Габи только усмехнулась невесело и снова занялась своим журналом, обронив:
— Нет, пусть уж с мамой, это не вечно.
— На то они и бабушки, чтобы тащить тяжкий крест при детишках своих детей, — рассудительно изрекла Джой. — Уф!.. Как ты выносишь такую духоту? — Бросила взгляд в окошко. — Не нравится мне песок в воздухе, скрипит на зубах. Как бы не напал на нас сильный ветер.
— Это возможно. Нужно запросить прогноз.
— Я запрошу, ладно? Такая простая рация.
— Немного позже, — кивнула Габи, — заканчивай с кастрюлей, столько пара от нее.
— Спиртовка слабая. Борису обещали полевую кухню, вот когда заживем. Ох уж мне эти мужчины, ничего не понимают. Как только ты их терпела раньше, одна-одинешенька, без меня, подумать страшно,
— Если бы можно было вернуть…
Ровно, солидно гудела поодаль буровая. Плавный и однотонный рокот иногда разрезал лязгающий стук металла или звон стальных труб, катящихся по дощатому настилу "стеллажа". Шум работы царил над всем.
— А почему вы дали сыну такое странное имя? — спросила Джой. — По вашему обычаю ему положено называться именем деда, отца твоего… твоего мужа. Как зовут деда твоего малыша?
— Его звали Рукира Амель Басаст.
— Какое звучное имя! Ну вот, видишь, нарушили обычай. Впервые здесь встречаю такое. — Джой вдруг тихонько напела, ритмично подергиваясь и пристукивая черпачком по кастрюле:
Очаг предков — пламя,Имя отца — святыня,Свято храни пламя,Свято храни имяИ завещай хранить…
— Мы с Банго не нарушили обычай, — возразила Габи. — Когда мы учились в Москве, часто любили гулять вечером в одном месте, называется Арбат. Красиво. Хорошо. Там родился наш сын, там он и свет увидел впервые. Это был лучший очаг в его и нашей жизни.
— Я понимаю, — сказала Джой, — у него прекрасное имя.
Они умолкли, слушая гул работы. А тем временем на буровой по ходу дела вахта Ника Матье сменяла вахту Бориса Корина.
— Ну как, шеф?
— Нормально, личность!
— Разогрелись, как погляжу!
— Верно, тепло! Вкалывать через восемь не фунт изюма!
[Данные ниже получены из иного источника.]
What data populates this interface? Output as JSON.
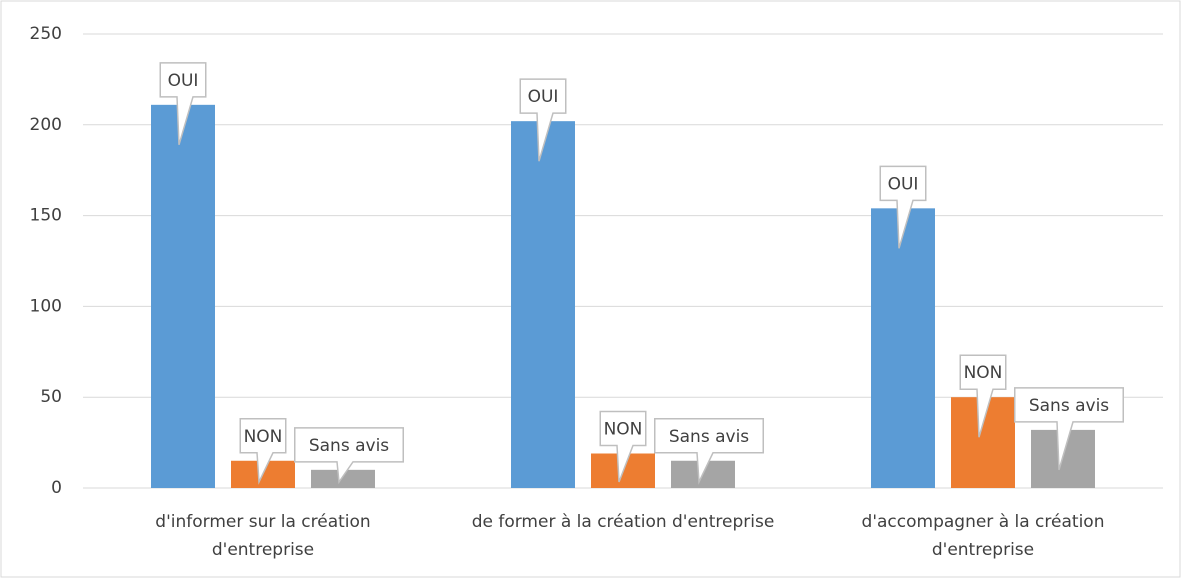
{
  "chart_data": {
    "type": "bar",
    "categories": [
      "d'informer sur la création d'entreprise",
      "de former à la création d'entreprise",
      "d'accompagner à la création d'entreprise"
    ],
    "series": [
      {
        "name": "OUI",
        "color": "#5b9bd5",
        "values": [
          211,
          202,
          154
        ]
      },
      {
        "name": "NON",
        "color": "#ed7d31",
        "values": [
          15,
          19,
          50
        ]
      },
      {
        "name": "Sans avis",
        "color": "#a5a5a5",
        "values": [
          10,
          15,
          32
        ]
      }
    ],
    "ylim": [
      0,
      250
    ],
    "yticks": [
      0,
      50,
      100,
      150,
      200,
      250
    ],
    "grid": true
  }
}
— Мне и шесть часов на сон хватает! — бахвалился Ник.
— Я про температуру!
Ник стал к пульту, подмигнул своим помбурам, свистнул верховому, пошла очередная "свечка" к пасти ротора.
— Когда подъем колонны, шеф?
— Забой — сто сорок шесть! Порода как масло, долоту по зубам еще полсотни метров! Габи следит за шламом! Давай, личность, не роняй темп! Главное — не роняй темп, если ты личность.
29
Засунув длинные руки в карманы некогда белых полотняных штанин, Самбонанга с независимым видом праздного гуляки вышагивал вдоль чередовавшихся оград разной высоты, но одинаковой сухой каменной кладки. За ними виднелись аккуратные верхушки фруктовых деревьев и черепичные крыши добротных особняков. Он шел по улице, где еще несколько лет назад запрещалось прогуливаться цветным из непривилегированного сословия. Да и сомнительной элите из числа коренных жителей прежние власти, мягко говоря, не рекомендовали появляться здесь без приглашения заморских господ.
Изредка Самбонанга останавливался перед какой-нибудь витриной и разглядывал ее с необычайным интересом, однако в магазин не заходил.
Магазины посещал европеец, "Человек в черном костюме", который следовал за юношей через весь город вот уже третий час. Всякий раз, войдя в магазин, европеец возвращался оттуда без покупки, и они двигались дальше по противоположным сторонам улиц, словно не были знакомы друг с другом.
Лишь однажды, возле питьевого фонтанчика, они перебросились несколькими фразами.
— Ушел на покой, но предчувствовал, что снова займусь беготней на склоне лет. Ай да Кими-старина! Зашвырнул меня в молодость! Вот только ноги чуть хуже стали слушаться.
— Мой учитель говорил, что вы своими ногами жонглируете в каратэ с потрясающей силой, — заметил юноша, восхищенно поглядывая на отставного инспектора, — а дед зря не скажет.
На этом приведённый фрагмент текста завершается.